Follow Mars at its best this summer

Mars came to opposition on 2014 April 8, and the Director is pleased to report he has been deluged with observations from over 60 contributors. Excellent work has been done in the UK, but the highest resolution observations have come from a number of observers based in Australia and the USA.
The planet has followed the usual seasonal course of events, with a small, rifted and near-static summer N. polar cap crowning the bottom of an inverted telescopic image, with bright white morning and evening limb clouds (especially those over the martian volcanoes in Tharsis, and over Olympus Mons and Elysium Mons), the equatorial cloud band much in evidence in blue light, and very little in the way of dust storm activity (with the odd small event at the edge of the polar cap).

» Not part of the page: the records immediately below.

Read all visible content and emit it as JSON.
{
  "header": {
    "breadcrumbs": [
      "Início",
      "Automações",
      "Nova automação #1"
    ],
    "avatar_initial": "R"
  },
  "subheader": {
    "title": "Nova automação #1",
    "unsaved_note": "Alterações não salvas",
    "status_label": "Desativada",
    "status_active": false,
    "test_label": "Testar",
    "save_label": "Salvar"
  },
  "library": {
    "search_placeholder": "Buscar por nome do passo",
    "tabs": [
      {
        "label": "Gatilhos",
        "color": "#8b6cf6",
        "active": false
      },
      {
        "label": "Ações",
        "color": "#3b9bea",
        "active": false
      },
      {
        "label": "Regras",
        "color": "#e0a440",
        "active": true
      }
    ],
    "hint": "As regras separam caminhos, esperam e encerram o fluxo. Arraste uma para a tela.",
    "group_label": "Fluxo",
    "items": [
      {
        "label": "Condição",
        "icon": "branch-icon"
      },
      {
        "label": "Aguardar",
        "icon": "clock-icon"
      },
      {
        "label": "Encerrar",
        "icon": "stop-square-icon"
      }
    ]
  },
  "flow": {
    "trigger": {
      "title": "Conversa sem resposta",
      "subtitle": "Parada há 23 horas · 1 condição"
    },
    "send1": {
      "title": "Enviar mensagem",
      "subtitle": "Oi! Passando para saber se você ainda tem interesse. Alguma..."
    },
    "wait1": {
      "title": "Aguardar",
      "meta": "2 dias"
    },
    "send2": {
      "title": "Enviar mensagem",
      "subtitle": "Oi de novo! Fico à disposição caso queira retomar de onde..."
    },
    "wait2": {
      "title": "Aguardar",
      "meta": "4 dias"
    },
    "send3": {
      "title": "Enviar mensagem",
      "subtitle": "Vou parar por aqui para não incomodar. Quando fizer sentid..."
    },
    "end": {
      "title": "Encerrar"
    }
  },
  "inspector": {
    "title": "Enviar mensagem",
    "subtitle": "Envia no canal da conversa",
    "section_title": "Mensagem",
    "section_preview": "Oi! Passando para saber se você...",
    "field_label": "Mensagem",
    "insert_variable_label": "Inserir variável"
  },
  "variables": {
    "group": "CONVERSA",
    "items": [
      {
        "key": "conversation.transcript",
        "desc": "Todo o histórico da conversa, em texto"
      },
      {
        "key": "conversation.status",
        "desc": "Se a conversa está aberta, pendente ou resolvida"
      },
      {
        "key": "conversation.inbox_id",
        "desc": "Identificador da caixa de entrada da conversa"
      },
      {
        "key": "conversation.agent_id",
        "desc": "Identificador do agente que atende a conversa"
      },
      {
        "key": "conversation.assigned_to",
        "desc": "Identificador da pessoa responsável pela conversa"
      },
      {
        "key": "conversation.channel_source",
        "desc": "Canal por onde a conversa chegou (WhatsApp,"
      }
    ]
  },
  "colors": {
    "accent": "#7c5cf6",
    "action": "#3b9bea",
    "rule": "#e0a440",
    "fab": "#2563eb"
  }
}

By mid-April there was the first sign of cyclonic clouds in the Baltia area, as observed at the same season in earlier years. In 1995 and 2012 (under less favourable circumstances of imaging technology in 1995, and of disk diameter in 2012) BAA observers had found them fully developed by Ls= 127°. This year the clouds were fully developed at the start of May (Ls reached 125° on May 3). There was little change on the martian surface from 2012, though a few subtle variations were detected, among which was a slight fading of the dark marking in the Aetheria desert, at the NW corner of Elysium.
A full report will be presented later, but in the meantime we show some of the more interesting results up to May 6 on the front cover and here. Full details are in the figure captions.
As usual I make the request that observers try to follow the planet for as long as possible after opposition in order to give a long run of observations for later analysis. Every image or drawing will count!